Accession Number : ADA185670

Title :   The Effect of Latitude on the Development of Tropical Cyclones.

Descriptive Note : Master's thesis,

Corporate Author : AIR FORCE INST OF TECH WRIGHT-PATTERSON AFB OH

Personal Author(s) : Pickle, John D

PDF Url : ADA185670

Report Date : Jan 1987

Pagination or Media Count : 100

Abstract : The three-layer balanced axisymmetric tropical cyclone model developed by Ooyama (1969) is generalized by relaxing the balance approximation and replacing the incompressible fluid layers with compressible fluid layers in isentropic coordinates. In numerical simulations the effects of latitude are non-linear; storms that intensify the fastest (at 100 deg N) do not intensify the most. When latitude is changed with other parameters held constant, storms between 20 and 30 deg N intensify the most. When the latitudinal change in sea surface temperature is considered, storms between 15 and 25 deg N intensify the most. The latter agrees with climatological trends observed in the western Pacific during 1980-1982. The effect of latitude is the dominant control of minimum surface pressure attained for lower latitudes (10 deg N ); whereas northward, the effects of latitude and sea surface temperature are dominant. The size of storms is largely dependent upon latitude, where larger storms occur at more northerly latitudes. Latitude influences the development of tropical cyclone growth by controlling the magnitude and radius of maximum updraft. At lower latitudes, the zone of maximum updraft occurs closer to the center of the storm producing aerially smaller storms, and the rate of heating is greater than for more northerly storms. Both factors, combined with the increased heating efficiency caused by higher inertial stability values, allow the storm to intensify rapidly.

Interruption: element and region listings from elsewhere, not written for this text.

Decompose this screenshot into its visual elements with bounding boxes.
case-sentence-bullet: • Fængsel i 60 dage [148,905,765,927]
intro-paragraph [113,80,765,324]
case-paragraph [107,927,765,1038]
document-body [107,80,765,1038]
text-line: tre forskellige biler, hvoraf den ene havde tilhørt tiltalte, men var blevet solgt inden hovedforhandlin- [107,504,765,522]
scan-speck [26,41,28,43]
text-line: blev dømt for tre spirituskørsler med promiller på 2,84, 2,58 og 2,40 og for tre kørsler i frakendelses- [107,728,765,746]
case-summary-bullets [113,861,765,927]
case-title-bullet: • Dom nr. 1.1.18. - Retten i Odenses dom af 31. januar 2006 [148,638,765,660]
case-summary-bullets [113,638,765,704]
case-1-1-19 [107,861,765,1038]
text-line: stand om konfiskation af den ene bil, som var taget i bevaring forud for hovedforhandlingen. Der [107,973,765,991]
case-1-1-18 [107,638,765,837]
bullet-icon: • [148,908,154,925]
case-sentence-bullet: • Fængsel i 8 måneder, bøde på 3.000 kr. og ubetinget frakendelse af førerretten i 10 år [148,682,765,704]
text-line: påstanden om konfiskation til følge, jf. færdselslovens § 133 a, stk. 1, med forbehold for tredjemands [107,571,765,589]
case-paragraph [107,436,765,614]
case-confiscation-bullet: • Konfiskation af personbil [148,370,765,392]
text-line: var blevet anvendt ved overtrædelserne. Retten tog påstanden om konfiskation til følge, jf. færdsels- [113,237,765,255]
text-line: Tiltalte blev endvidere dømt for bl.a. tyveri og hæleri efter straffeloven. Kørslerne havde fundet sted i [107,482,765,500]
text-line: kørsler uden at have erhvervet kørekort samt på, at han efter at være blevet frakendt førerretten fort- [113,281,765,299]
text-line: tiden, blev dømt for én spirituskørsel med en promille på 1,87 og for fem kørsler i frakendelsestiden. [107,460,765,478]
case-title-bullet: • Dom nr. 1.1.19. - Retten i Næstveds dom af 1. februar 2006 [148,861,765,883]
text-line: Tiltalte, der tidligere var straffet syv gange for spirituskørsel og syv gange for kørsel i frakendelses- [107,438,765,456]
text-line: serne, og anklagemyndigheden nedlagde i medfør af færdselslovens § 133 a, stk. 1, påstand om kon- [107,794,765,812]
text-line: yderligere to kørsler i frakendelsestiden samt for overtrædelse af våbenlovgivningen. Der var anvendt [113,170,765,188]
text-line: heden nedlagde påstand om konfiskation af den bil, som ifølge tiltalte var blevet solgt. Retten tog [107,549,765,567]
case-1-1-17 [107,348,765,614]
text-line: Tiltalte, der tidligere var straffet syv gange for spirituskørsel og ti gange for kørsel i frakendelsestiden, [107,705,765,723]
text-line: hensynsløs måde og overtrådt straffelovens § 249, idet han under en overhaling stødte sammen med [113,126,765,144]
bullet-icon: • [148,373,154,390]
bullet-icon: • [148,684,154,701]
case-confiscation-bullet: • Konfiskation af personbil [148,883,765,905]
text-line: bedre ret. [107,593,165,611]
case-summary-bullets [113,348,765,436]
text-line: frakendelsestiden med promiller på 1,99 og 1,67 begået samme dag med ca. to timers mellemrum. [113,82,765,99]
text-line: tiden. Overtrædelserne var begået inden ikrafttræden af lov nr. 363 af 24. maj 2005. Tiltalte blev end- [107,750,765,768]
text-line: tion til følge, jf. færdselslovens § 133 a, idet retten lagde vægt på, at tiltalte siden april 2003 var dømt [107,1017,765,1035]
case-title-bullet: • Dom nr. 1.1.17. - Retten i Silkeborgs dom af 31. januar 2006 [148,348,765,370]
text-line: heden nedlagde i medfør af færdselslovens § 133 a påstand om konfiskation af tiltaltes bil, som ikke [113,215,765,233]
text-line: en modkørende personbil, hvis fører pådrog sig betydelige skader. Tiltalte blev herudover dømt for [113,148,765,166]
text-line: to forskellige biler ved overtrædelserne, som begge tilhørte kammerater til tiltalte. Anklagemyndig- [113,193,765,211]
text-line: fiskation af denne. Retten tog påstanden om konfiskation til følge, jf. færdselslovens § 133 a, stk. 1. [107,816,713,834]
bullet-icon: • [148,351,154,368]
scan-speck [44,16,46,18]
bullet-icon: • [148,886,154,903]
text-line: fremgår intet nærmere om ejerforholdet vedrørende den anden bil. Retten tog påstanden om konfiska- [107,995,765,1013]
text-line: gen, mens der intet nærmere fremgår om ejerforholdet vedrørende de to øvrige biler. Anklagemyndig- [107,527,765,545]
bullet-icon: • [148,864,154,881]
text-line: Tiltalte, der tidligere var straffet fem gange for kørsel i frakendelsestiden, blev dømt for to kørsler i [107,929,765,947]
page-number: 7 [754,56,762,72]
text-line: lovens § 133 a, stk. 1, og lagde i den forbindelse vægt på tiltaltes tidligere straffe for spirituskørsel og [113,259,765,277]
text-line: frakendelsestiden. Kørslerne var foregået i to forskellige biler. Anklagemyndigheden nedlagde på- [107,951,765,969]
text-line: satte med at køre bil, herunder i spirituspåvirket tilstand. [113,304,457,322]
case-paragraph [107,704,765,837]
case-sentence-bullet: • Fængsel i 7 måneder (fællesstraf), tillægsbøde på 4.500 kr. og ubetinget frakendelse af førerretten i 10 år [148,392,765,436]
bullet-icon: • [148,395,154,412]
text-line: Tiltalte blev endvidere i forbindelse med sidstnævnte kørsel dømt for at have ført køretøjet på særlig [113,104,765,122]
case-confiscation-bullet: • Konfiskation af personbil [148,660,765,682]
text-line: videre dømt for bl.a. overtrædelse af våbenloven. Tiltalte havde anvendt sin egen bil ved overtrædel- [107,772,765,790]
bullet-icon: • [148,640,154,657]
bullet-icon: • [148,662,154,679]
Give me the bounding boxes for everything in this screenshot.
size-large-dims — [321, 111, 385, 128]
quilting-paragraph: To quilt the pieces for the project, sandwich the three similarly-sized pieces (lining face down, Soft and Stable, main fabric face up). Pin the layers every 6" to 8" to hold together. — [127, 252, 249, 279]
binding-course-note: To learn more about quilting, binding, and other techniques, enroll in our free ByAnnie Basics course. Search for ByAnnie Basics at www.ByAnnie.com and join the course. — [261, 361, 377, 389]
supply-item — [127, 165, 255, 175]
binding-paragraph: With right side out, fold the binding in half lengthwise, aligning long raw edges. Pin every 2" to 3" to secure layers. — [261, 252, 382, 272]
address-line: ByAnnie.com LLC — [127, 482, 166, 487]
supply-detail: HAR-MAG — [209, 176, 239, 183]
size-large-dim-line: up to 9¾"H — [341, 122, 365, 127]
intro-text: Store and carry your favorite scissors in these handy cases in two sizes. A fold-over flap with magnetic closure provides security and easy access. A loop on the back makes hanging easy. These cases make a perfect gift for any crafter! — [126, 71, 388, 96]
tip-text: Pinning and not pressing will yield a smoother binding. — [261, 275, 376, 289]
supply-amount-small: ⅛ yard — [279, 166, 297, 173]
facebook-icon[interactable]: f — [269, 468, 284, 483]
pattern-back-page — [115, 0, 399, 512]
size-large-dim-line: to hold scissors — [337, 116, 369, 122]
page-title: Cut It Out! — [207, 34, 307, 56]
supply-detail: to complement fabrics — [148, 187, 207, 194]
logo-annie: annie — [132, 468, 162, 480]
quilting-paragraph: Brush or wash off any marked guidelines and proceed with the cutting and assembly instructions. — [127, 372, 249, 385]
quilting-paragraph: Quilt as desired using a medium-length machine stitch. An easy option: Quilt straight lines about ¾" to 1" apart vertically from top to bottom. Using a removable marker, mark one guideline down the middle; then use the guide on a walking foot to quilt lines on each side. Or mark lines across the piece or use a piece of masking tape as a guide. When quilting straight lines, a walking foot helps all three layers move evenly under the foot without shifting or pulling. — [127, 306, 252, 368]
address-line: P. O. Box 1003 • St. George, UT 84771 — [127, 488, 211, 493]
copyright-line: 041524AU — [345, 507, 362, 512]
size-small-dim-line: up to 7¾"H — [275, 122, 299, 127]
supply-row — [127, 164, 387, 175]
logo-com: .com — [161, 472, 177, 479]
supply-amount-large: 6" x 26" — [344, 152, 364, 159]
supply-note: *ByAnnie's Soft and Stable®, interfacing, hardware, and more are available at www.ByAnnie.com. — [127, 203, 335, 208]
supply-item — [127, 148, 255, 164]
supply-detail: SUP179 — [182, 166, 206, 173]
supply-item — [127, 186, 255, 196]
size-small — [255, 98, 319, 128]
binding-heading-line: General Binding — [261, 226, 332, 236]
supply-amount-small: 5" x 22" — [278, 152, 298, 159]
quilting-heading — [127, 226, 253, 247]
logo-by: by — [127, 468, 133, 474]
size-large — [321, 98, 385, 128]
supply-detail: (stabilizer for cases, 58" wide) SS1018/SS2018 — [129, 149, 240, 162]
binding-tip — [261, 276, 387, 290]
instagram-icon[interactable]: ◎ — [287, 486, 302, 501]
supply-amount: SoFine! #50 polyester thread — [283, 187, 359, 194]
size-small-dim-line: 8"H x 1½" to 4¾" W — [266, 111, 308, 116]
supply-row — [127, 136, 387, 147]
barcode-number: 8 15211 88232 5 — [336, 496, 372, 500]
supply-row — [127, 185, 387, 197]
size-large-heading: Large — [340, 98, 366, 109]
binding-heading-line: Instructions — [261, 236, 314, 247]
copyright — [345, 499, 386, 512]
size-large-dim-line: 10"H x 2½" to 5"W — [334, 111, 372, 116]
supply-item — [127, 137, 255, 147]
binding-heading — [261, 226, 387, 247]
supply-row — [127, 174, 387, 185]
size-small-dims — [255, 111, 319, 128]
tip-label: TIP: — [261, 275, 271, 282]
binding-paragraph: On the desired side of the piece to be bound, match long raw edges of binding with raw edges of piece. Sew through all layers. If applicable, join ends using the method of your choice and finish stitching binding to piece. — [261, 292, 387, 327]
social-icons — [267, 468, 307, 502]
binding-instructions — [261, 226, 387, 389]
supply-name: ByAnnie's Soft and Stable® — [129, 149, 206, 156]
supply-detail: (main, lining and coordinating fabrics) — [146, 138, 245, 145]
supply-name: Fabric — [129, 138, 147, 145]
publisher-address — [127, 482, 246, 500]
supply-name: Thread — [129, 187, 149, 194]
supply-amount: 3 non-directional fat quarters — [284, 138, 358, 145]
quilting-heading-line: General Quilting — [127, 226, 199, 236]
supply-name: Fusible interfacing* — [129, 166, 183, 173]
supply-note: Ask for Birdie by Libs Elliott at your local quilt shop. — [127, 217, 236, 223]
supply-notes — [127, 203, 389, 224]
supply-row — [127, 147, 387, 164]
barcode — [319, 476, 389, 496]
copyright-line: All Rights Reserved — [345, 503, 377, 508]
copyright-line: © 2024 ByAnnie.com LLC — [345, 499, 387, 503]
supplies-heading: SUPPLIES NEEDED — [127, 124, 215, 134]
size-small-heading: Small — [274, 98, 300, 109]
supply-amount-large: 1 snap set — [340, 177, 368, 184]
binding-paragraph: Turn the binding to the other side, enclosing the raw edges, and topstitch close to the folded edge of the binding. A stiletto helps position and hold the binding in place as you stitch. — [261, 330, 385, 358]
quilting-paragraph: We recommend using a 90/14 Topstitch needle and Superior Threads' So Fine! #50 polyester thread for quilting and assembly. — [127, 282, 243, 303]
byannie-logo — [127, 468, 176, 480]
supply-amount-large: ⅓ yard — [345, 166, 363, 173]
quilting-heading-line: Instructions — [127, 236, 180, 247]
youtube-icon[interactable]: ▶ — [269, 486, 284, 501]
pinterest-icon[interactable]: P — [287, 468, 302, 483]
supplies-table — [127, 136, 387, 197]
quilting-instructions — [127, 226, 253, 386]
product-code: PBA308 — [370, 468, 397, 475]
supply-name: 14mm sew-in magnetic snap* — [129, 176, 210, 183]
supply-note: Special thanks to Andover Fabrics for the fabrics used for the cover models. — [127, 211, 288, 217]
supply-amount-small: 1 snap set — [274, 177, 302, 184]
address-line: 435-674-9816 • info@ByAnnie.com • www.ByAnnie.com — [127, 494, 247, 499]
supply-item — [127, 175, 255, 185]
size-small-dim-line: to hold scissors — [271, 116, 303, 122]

Descriptors :   *LATITUDE, *TROPICAL CYCLONES, BALANCE, CLIMATE, PATTERNS, FLUIDS, LAYERS, INERTIAL SYSTEMS, STABILITY, NUMERICAL ANALYSIS, STORMS, COMPRESSIVE PROPERTIES, EFFICIENCY, HEATING, COORDINATES, ISENTROPE, RADIUS(MEASURE), PACIFIC OCEAN, GROWTH(GENERAL), SURFACE TEMPERATURE, SEA WATER, RATES, ATMOSPHERE MODELS, MOISTURE, WEST(DIRECTION), NONLINEAR SYSTEMS, ATMOSPHERIC TEMPERATURE, LATENT HEAT, LAPSE RATE, INTENSITY, THESES

Subject Categories : Meteorology

Distribution Statement : APPROVED FOR PUBLIC RELEASE